Monday, June 18, 2012

5 Reasons Never to Leave My Office During Lunch

I've gone underground for some time. Some might wonder if I've abandoned the blog altogether and the answer is a resounding: NO! Join Twitter and you'll see that @ADayinHeels is quite alive. Love Twitting, btw. Nevertheless, I started a blog and now have an obligation to keep it up. Apologies to my 1 registered follower who deserves a special shout-out for having guts enough to register: You ROCK, Tie One On!

Now that's out of the way and I can proceed to my real reason for logging in. I will add a little context on the off-chance that someone who doesn't/didn't work with me happens to stumble here and wants to know what the hell I'm talking about.

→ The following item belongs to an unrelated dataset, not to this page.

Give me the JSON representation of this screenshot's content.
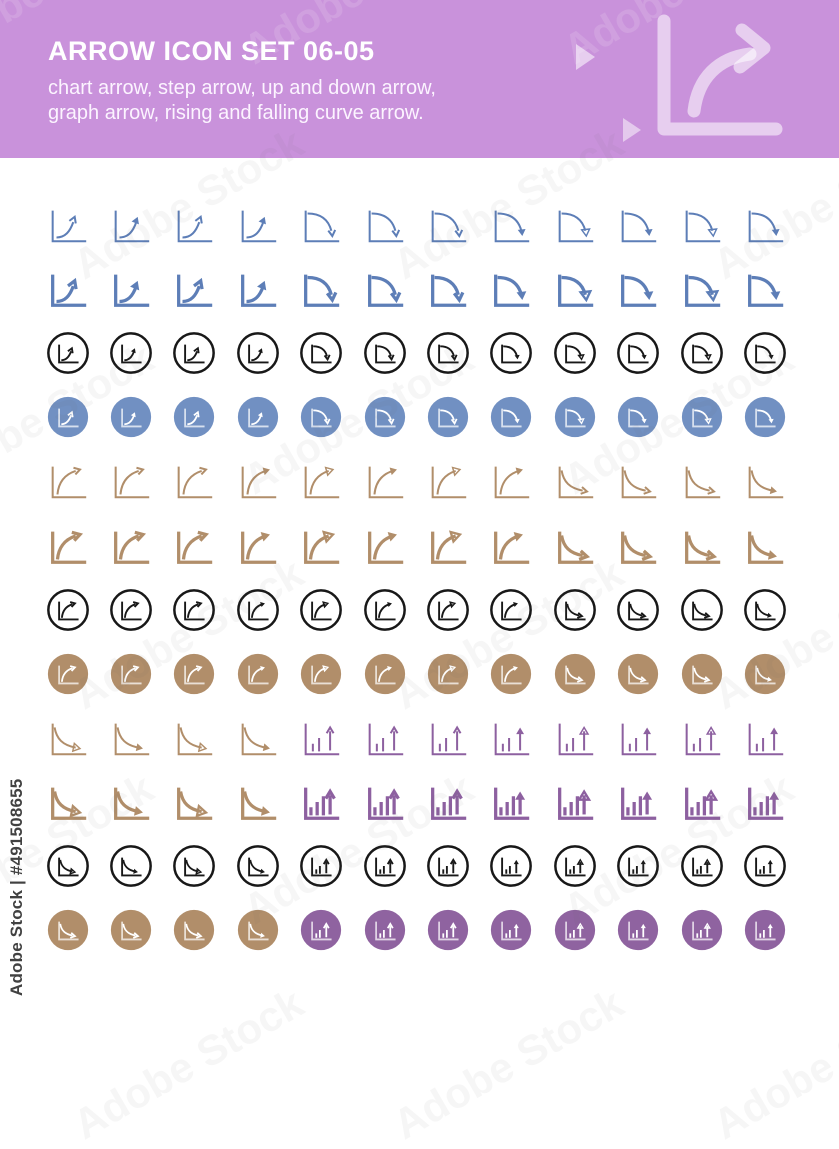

I work on the 21st (top!) floor of a downtown Boston office building. Four mornings a week, I leave my home and 2 screaming-smiling-hitting-hugging-crying-laughing toddlers (it's a crap shoot), spend about an hour driving 10 miles into downtown, pull into a bat cave (aka the underground garage), take 2 elevators up to the 21st floor, and stay there until the sun goes down and the lights go off and the world tells me that it's time to go home.  Then I restart the process, but in reverse. I take 2 elevator rides down, hop in my car, drive out of the bat cave, and return home to 2 sleeping-screaming toddlers (crap shoot again) and a kitchen full of dirty dishes. On most days, I bring my lunch to work as an attempt to eat well, stick to a budget, and avoid leaving my office...ever. Some might call it work-agoraphobia. I call it practicality. I'm working 2 full time jobs: One in the office 4 days per week and one at my home 3 days per week (plus nights over the other 4 days). There is no time for aimless chit chat in the hallways, or waiting on some dude to slap my lunch together in the cafeteria. And getting outside for a quick gasp of downtown Boston fresh air? Not a chance.

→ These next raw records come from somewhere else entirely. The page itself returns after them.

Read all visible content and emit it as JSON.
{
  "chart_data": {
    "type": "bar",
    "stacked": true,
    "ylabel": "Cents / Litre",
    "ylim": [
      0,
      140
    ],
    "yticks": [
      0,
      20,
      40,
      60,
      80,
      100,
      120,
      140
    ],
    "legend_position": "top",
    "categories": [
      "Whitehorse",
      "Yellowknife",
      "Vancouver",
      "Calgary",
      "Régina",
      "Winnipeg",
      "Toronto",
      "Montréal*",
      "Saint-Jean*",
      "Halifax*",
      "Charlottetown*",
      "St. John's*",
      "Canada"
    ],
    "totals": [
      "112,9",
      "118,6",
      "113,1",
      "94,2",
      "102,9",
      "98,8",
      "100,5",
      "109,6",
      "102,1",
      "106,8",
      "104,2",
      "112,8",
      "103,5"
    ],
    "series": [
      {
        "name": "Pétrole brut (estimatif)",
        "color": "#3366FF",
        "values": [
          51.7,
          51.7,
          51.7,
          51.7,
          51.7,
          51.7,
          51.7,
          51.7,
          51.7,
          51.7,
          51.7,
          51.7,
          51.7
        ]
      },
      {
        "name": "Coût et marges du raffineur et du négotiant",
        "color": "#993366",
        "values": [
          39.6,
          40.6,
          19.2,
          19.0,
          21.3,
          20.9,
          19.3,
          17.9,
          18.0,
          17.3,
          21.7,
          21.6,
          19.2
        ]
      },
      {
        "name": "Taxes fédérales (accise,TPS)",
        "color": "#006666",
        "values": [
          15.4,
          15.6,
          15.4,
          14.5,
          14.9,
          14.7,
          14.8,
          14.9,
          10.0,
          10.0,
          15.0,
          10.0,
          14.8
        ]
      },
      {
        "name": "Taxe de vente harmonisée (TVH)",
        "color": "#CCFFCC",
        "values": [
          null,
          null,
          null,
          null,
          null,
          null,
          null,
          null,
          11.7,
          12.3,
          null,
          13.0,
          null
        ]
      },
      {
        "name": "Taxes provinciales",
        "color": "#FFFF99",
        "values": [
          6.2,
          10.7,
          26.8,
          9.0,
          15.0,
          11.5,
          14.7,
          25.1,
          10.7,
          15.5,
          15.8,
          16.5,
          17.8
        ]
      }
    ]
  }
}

Today I forgot my lunch (baked salmon and sauteed spinach - yum!). Once my stomach started to growl loudly and the virtual chewing technique failed me, I had no other choice but to visit the bowels of my building...also known as the basement cafeteria. 

Here my top 5 reasons never to go there again:
  1. An elevator chuck full of interns pontificating on the likelihood that the Supreme Court will overturn the Affordable Care Act and what that means for Americans in...America. If I were in the right mood, I may have found these kids to be impressive. But today the elevator smelled like dirty laundry. Wrong mood.
  2. The annoying woman who wants you to respond to her latest "emergency" and is always lurking around in the cafeteria (what's up with that chick?).
  3. The creep in the sandwich line who eyes your low cut blouse while making small talk about subs. This is hilarious since I am an A+ cup who buys B cups for added "comfort". I thought A cups were allowed to wear low cut blouses? So much for that.
  4. Overhearing yet another Red Sox conversation between the lunchman and some bored patron with a weird fixation on baseball. Today its the media who are making the Red Sox suck. Last week it was Gisele Bundchen, and yes, I know she's married to Tom Brady who is a Patriot and not a Red Sock...but I can't control these loud talking baseball freaks who never complete their sentences.
  5. A "warm" fried eggplant and mozzarella wrap that is most certainly not part of Christie Brinkley's Healthy Rules to Live By and not warm. Argh!
Note to self for tomorrow:  Pack a lunch. Wear a high neckline. Bring smelling salts for the elevator, ear plugs for emergencies, and a disguise in case I ever forget my lunch again.